Değişen rejimin bu düzeni kabul etmeyenlere, itirazı olanlara ya da değişmesi gerektiğine inananlara nefes alma şansı bırakmaması, ülkeyi yine bir yol ayrımına getirdi. Rejim -bir nebze de olsa- ya demokratik bir düzleme doğru meyledecek ya da daha da otoriterleşecek.
Şu an bulunduğumuz bu kritik noktada itişi kakışı, ‘o olur, bu olur’culuğu, ‘onu sevmiyorum, bunu beğenmiyorum, ondan farklı düşünüyorum’culuğu bir kenara bırakıp hep beraber mücadele etmeliyiz diyorum.
Çünkü yaşamakta olduklarımız asla İmamoğlu ve CHP ile sınırlı değil, tamamen her birimizin geleceği ile alakalıdır!
Tuğçe Tatari kimdir?
Tuğçe Tatari, 1980 yılında İstanbul'da doğdu. İstanbul Akademi Radyo Televizyon mezunu.

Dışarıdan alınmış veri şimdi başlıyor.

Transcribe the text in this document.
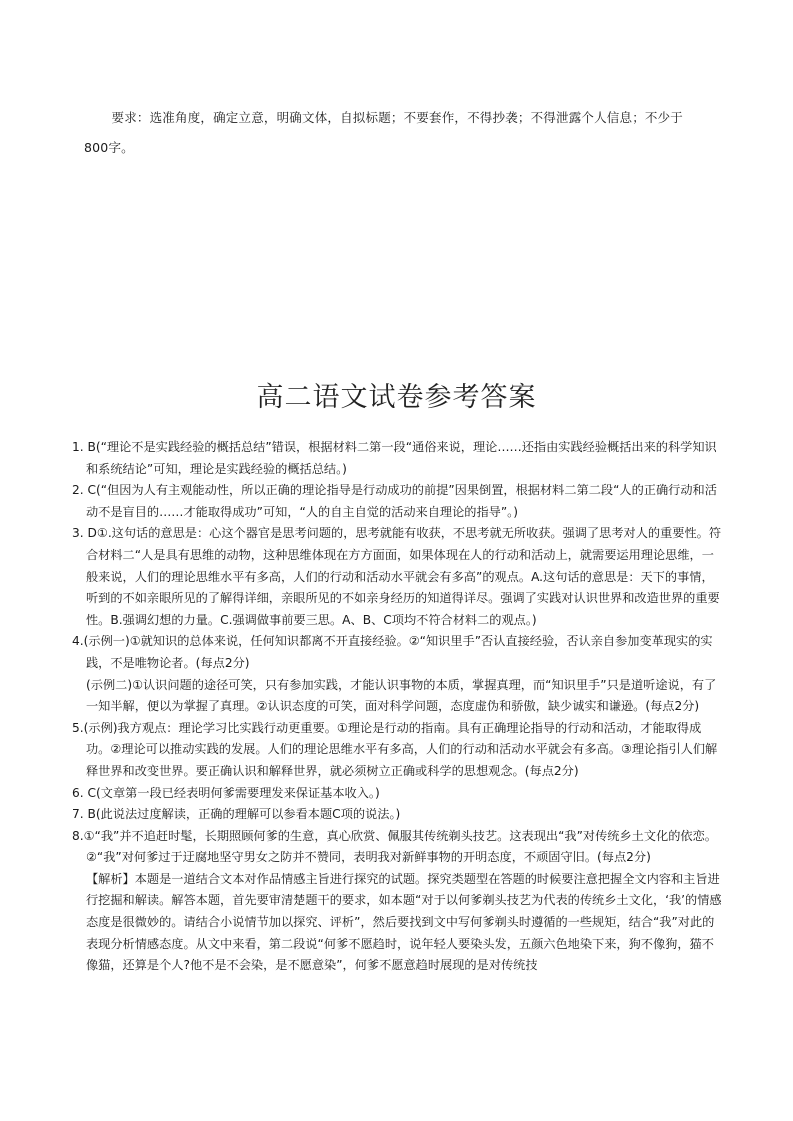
要求：选准角度，确定立意，明确文体，自拟标题；不要套作，不得抄袭；不得泄露个人信息；不少于

800字。

高二语文试卷参考答案

1. B(“理论不是实践经验的概括总结”错误，根据材料二第一段“通俗来说，理论……还指由实践经验概括出来的科学知识和系统结论”可知，理论是实践经验的概括总结。)

2. C(“但因为人有主观能动性，所以正确的理论指导是行动成功的前提”因果倒置，根据材料二第二段“人的正确行动和活动不是盲目的……才能取得成功”可知，“人的自主自觉的活动来自理论的指导”。)

3. D①.这句话的意思是：心这个器官是思考问题的，思考就能有收获，不思考就无所收获。强调了思考对人的重要性。符合材料二“人是具有思维的动物，这种思维体现在方方面面，如果体现在人的行动和活动上，就需要运用理论思维，一般来说，人们的理论思维水平有多高，人们的行动和活动水平就会有多高”的观点。A.这句话的意思是：天下的事情，听到的不如亲眼所见的了解得详细，亲眼所见的不如亲身经历的知道得详尽。强调了实践对认识世界和改造世界的重要性。B.强调幻想的力量。C.强调做事前要三思。A、B、C项均不符合材料二的观点。)

4.(示例一)①就知识的总体来说，任何知识都离不开直接经验。②“知识里手”否认直接经验，否认亲自参加变革现实的实践，不是唯物论者。(每点2分)

(示例二)①认识问题的途径可笑，只有参加实践，才能认识事物的本质，掌握真理，而“知识里手”只是道听途说，有了一知半解，便以为掌握了真理。②认识态度的可笑，面对科学问题，态度虚伪和骄傲，缺少诚实和谦逊。(每点2分)

5.(示例)我方观点：理论学习比实践行动更重要。①理论是行动的指南。具有正确理论指导的行动和活动，才能取得成功。②理论可以推动实践的发展。人们的理论思维水平有多高，人们的行动和活动水平就会有多高。③理论指引人们解释世界和改变世界。要正确认识和解释世界，就必须树立正确或科学的思想观念。(每点2分)

6. C(文章第一段已经表明何爹需要理发来保证基本收入。)

7. B(此说法过度解读，正确的理解可以参看本题C项的说法。)

8.①“我”并不追赶时髦，长期照顾何爹的生意，真心欣赏、佩服其传统剃头技艺。这表现出“我”对传统乡土文化的依恋。②“我”对何爹过于迂腐地坚守男女之防并不赞同，表明我对新鲜事物的开明态度，不顽固守旧。(每点2分)

【解析】本题是一道结合文本对作品情感主旨进行探究的试题。探究类题型在答题的时候要注意把握全文内容和主旨进行挖掘和解读。解答本题，首先要审清楚题干的要求，如本题“对于以何爹剃头技艺为代表的传统乡土文化，‘我’的情感态度是很微妙的。请结合小说情节加以探究、评析”，然后要找到文中写何爹剃头时遵循的一些规矩，结合“我”对此的表现分析情感态度。从文中来看，第二段说“何爹不愿趋时，说年轻人要染头发，五颜六色地染下来，狗不像狗，猫不像猫，还算是个人?他不是不会染，是不愿意染”，何爹不愿意趋时展现的是对传统技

Gazeteciliğe 2000 yılında Habertürk'te muhabir olarak başladı. 2004 yılında Vatan gazetesine geçti. Gazete, dergiler ve ekler olmak üzere, dört yıl muhabirlik yaptı. 2009 yılında Akşam gazetesinde köşe yazarlığına başladı. Güncel konulara, sosyal hayata ve popüler kültüre dair eleştirel yazılar yazması için aldığı köşe yazarlığı teklifini kabul ettikten bir sene sonra siyasi yazılar yazmaya başladı.
Akşam gazetesine Tasarruf Mevduatı Sigorta Fonu TMSF'nin devlet adına el koymasının ardından, 2013 Haziran ayının sonunda Gezi Parkı olaylarına "mesafeli" durmadığı gerekçesiyle işten çıkartıldı. "Eski ana akım medyada yasaklı" konumuna gelen ve izleyen dönemde T24'te yazmaya başlayan Tuğçe Tatari'nin, Kürt sorununu ele aldığı ve halen "yasaklı yayınlar" arasında bulunan "Anneanne Ben Aslında Diyarbakır'da Değildim" adlı bir kitabı bulunuyor.